Les politiciens sont avides d’apaisement des craintes dans leur communication. Dire que « ceci va sauver des vies » est convaincant pour l’électeur. Les gens ont tendance à les croire… Regardons les faits réels, pour le 11 septembre 2001. Nous avons eu une enquête parlementaire – et ils ont découvert que l’affaire n’était pas un manque de recueil de données. Le problème était que notre attention était tellement dispersée, tellement de programmes collectant tellement de données, nous ne les avons pas partagées correctement et à cause de ça, 3000 personnes sont mortes. Les politiciens aujourd’hui affirment que nous avons besoin d’en collecter davantage – mais ils font que nous sommes tous moins en sécurité, et ils mettent des vies en danger.
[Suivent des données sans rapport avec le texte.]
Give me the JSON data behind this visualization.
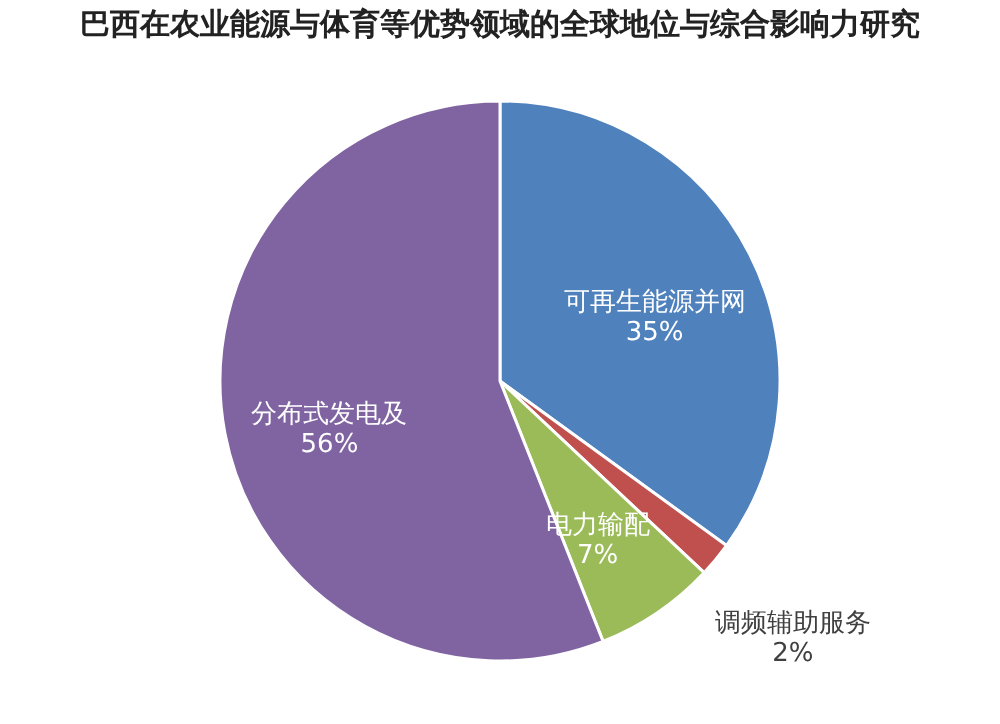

L’attentat à la bombe du marathon de Boston, a-t-il dit, a donné un exemple clair de la faillite du mantra de la surveillance-pour-la-sécurité – les coupables, en dépit du fait d’avoir opéré dans le contexte du « plus grand programme de rafle de l’histoire de mon pays », avaient réussi à échapper à la détection.

Au bout du compte, nous avons à prendre une décision. Voulons-nous être dans une société sous contrôle? Ou voulons-nous être dans une société libre? Parce que nous ne pouvons pas avoir les deux.

Au cours d’un panel tenu vendredi, Thomas Drake – l’ancien cadre supérieur de la NSA qui a inspiré Snowden pour lancer l’alerte, en exposant les failles du programme Trailblazer, à un milliard de dollars, de surveillance de masse – a rappelé comment ses patrons de la NSA avaient cyniquement vu la faillite des renseignements le 11 septembre 2001 comme une opportunité pour augmenter considérablement le budget de l’agence.

Je ne pouvais pas y croire, quand mon chef a décrit les attentats du 11 septembre comme « un cadeau pour la NSA ».

L’idée selon laquelle la surveillance de masse possède la moindre perspective de nous garder tous en sécurité est donc profondément contestable. Le problème fondamental avec l’insistance à éliminer l’intimité au nom de la sécurité est son impact à travers des sociétés entières.
« Nous avons besoin de penser à quoi servent nos droits? D’où viennent-ils? Quelles sont leurs valeurs? Qu’est-ce donc vraiment que la vie privée? », a dit Snowden à l’auditoire de l’assemblée du CIJ.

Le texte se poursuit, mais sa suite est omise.